Mechanics: Free Fall

Mechanics: Free Fall

Basic Principles

  • Free fall is the motion of an object under the influence of gravity alone, with no other forces acting on it.
  • All objects in free fall near the Earth’s surface experience a constant acceleration due to gravity (g), which is approximately 9.81 m/s² downwards.
  • This principle applies regardless of the object’s mass. This is known as the principle of equivalence.
  • The velocity of an object in free fall increases linearly with time, provided air resistance is negligible.

Equations of Motion

  • The three basic equations of motion apply to free fall scenarios:
    • v = u + at : final speed equals initial speed plus acceleration times time.
    • s = ut + 0.5at² : Displacement equals initial speed times time plus half of acceleration times time squared.
    • v² = u² + 2as : Final speed squared equals initial speed squared plus 2 times acceleration times displacement.
  • In these equations, a is the acceleration due to gravity, t is the time, v is the final velocity, u is the initial velocity, and s is the displacement or height.
  • Be aware that the displacement s, may be negative if the object is moving downwards.

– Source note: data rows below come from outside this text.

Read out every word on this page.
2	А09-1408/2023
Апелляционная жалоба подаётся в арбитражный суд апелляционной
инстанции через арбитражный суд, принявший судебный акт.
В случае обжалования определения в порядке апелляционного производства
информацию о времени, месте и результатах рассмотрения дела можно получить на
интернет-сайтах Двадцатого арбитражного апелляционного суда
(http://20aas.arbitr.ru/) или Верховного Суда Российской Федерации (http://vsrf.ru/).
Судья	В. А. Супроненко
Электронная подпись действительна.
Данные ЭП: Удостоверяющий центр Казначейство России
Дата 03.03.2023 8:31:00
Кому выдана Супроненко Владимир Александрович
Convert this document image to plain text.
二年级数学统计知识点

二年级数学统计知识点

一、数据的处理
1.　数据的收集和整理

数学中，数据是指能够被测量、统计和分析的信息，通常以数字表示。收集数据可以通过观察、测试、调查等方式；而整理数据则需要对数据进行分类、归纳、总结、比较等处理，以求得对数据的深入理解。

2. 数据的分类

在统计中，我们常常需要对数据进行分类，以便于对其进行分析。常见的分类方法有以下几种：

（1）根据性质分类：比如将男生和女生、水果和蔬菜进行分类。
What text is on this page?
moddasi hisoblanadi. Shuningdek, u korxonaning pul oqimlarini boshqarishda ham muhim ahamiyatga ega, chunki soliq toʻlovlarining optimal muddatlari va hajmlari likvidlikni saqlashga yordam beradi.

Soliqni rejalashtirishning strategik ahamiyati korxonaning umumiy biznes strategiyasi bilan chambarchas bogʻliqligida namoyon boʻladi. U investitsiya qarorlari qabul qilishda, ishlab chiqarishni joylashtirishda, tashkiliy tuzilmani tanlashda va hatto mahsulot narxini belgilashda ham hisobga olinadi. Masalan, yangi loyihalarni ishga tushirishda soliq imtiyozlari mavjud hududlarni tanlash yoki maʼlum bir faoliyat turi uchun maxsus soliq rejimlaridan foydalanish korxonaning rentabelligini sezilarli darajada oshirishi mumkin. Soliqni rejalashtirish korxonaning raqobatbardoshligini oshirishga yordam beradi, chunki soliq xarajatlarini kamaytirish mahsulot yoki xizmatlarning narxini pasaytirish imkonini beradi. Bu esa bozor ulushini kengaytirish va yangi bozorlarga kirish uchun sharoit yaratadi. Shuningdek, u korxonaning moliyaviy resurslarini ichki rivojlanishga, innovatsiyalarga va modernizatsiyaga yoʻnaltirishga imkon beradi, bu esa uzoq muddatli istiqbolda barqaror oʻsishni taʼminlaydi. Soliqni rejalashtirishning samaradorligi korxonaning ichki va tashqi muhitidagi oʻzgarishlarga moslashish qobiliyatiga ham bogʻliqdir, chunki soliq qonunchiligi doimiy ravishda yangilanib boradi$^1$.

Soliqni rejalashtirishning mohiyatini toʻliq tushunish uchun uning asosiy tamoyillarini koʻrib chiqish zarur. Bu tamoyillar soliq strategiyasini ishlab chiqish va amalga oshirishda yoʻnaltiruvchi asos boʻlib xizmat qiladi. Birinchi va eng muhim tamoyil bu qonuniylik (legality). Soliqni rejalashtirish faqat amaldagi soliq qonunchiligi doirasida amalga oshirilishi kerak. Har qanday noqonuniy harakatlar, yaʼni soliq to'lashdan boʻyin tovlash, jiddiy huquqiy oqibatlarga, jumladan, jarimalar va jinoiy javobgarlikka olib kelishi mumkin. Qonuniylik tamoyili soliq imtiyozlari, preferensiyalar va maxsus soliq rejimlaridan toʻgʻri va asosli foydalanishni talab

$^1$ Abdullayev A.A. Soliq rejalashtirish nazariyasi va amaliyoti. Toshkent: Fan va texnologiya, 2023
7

Upwards and Downwards Motion

  • If an object is projected upwards and then falls back down, the upward and downward paths are symmetrical - the object spends the same amount of time rising as it does falling.
  • The object’s speed when it returns to its starting height is the same speed it was launched with (ignoring air resistance).
  • The total time in the air (flight time) can be found using the equation t = 2u / g.

Air Resistance and Terminal Velocity

  • In the real world, air resistance affects free fall motion. It acts against the motion of falling objects and increases with speed, until a constant speed known as the terminal velocity is reached.
  • The terminal velocity is the speed at which the force due to gravity is balanced by the air resistance, and the object no longer accelerates.
  • This requires a knowledge of forces and dynamics, and use of Newton’s second law, F = ma, where forces (like air resistance and gravity) are balanced.

Applications and Examples

  • Free fall principles apply to many scenarios like dropping a stone from a cliff, a parachutist jumping from a plane before he opens his parachute, or a projectile fired vertically upwards.
  • When working out problems, always make sure to carefully define your coordinates and remember that up and down have opposite signs.

Advanced Topics

  • Free fall under the influence of gravity can also be regarded as a special case of motion in a gravitational field.
  • In space, where gravity can be much less than on Earth, or on other planets, the acceleration due to gravity g will be different.
  • These topics might be expanded upon in further physics or applied maths studies, taking into account factors like the rotation of the Earth, altitude above sea level, or space travel.